One quote from the “Blind” chapter really stuck out to me. It’s the one that starts with “I see it all through a mist” on page 101 and ends with “We are one body, suffering and bleeding” on page 102. It captures how shared this experience is between everyone in the novel. Borden acknowledges that they’re going through a horrifying experience that has left them numb and confused in a way, hence the “mist,” but she’s “never been so close before to human beings.” Whether she personally knows these soldiers or not, she feels that she knows what they’re going through and can read what they’re “saying” through their facial expressions. Reading this part and thinking about this solidarity also made me think about the collective experience people have gone through during tragedies in the modern era, especially the American people after 9/11. This war brought some people together but also tore the world apart–the ultimate irony when it comes to thinking about solidarity.

1 thought on “Solidarity

  1. I think this solidarity is important because she is acknowledging the fact that all these complete strangers that have experienced the same horrific events are the only ones who understand each other.
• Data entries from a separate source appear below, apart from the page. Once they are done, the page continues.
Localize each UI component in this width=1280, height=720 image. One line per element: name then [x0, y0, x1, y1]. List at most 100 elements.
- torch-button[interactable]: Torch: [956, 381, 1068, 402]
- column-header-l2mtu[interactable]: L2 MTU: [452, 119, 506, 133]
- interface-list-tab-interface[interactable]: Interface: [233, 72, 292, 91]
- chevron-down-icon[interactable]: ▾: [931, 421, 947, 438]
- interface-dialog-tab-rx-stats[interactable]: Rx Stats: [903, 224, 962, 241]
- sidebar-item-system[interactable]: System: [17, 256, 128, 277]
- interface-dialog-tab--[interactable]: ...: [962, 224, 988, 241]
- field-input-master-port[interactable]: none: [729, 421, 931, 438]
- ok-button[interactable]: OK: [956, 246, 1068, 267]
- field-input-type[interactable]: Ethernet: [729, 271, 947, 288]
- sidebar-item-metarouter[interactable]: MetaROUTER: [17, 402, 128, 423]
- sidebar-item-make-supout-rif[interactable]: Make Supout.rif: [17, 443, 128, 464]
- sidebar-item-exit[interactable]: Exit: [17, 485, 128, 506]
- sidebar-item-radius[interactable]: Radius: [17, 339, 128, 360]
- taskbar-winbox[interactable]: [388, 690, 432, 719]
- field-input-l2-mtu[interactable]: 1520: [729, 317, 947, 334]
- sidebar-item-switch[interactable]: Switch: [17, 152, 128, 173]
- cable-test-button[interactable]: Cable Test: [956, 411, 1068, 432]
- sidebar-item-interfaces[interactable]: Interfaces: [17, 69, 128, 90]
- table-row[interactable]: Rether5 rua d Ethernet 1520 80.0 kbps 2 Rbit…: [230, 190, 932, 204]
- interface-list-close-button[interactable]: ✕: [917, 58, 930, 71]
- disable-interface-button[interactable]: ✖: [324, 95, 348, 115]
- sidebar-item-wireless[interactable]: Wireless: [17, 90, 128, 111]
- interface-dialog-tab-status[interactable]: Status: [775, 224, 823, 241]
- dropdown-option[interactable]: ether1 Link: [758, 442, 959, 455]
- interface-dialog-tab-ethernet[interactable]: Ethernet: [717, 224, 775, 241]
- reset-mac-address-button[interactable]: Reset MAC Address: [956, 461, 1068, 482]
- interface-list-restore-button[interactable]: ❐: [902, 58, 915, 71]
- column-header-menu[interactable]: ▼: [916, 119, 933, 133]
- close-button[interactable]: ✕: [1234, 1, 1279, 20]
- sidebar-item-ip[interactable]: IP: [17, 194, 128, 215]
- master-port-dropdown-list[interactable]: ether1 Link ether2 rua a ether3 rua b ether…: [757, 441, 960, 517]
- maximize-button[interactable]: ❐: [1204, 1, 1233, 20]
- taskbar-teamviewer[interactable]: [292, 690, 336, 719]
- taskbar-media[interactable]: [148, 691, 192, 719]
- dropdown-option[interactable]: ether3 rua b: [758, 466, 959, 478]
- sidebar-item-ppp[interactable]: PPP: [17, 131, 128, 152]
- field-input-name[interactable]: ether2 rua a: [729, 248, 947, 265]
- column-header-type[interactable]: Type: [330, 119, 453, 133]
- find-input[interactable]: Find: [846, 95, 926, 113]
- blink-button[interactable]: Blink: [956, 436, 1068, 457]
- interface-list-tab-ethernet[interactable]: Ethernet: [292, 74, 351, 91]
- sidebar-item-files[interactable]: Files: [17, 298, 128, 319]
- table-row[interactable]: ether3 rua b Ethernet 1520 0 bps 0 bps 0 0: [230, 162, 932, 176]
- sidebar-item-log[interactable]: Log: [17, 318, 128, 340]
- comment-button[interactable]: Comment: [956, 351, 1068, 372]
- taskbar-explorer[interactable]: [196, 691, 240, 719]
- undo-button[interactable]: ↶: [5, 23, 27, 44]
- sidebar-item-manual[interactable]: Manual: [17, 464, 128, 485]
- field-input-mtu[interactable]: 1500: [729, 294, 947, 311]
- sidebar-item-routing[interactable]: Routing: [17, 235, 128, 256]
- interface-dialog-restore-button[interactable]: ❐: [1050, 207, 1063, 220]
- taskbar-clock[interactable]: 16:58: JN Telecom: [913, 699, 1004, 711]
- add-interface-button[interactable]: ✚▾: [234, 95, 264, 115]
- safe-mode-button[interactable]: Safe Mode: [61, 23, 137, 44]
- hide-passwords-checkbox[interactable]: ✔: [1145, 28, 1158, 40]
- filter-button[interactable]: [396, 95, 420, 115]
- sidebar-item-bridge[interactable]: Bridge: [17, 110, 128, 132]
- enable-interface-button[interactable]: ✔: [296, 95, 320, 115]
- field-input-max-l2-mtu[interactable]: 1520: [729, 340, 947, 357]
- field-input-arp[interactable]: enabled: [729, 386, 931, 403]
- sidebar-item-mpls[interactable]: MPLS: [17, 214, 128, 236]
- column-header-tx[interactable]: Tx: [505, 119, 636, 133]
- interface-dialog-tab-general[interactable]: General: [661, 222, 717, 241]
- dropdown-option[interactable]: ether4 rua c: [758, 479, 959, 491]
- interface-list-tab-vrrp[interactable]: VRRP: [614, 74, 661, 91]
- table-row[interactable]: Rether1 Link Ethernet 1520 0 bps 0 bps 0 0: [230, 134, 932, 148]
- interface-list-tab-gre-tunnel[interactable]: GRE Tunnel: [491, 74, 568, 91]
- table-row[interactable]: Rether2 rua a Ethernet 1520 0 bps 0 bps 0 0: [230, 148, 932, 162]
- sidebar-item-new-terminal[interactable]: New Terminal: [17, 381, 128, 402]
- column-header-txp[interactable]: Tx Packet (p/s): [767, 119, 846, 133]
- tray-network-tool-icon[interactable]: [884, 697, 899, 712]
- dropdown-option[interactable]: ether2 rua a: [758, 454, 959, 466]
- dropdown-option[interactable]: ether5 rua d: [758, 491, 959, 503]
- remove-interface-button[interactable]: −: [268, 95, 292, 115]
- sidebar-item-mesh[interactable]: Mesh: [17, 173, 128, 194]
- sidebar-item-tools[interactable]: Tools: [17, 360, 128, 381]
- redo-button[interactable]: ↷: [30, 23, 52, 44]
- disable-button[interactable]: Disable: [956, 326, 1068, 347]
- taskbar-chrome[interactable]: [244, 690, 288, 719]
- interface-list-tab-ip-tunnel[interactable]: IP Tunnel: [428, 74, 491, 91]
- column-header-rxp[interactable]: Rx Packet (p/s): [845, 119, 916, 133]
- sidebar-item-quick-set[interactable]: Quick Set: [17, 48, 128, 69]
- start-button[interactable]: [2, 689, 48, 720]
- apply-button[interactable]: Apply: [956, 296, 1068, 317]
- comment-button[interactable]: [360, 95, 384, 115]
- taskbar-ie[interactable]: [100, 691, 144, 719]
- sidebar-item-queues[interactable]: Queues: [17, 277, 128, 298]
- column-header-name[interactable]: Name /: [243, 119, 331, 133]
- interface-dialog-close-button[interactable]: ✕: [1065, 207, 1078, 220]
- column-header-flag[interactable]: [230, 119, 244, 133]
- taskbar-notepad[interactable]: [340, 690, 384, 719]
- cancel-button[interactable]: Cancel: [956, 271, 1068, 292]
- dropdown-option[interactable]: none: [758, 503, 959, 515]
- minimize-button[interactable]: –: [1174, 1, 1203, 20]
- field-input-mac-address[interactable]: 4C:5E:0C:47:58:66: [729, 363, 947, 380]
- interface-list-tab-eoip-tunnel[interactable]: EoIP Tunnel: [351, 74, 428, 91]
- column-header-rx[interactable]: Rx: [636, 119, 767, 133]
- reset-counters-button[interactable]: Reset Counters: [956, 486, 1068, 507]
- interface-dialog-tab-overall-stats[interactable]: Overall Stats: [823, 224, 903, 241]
They have to have each other’s backs and they have to help each other get through the next big battle of getting through the war and then going back into normal society. This part also really struck me because for once it was a moment of being all together, being as one body collectively together and not a broken body or pieces of bodies that we have seen in almost every book we have read this semester. Though it is sad, it was a nice change from the broken body image.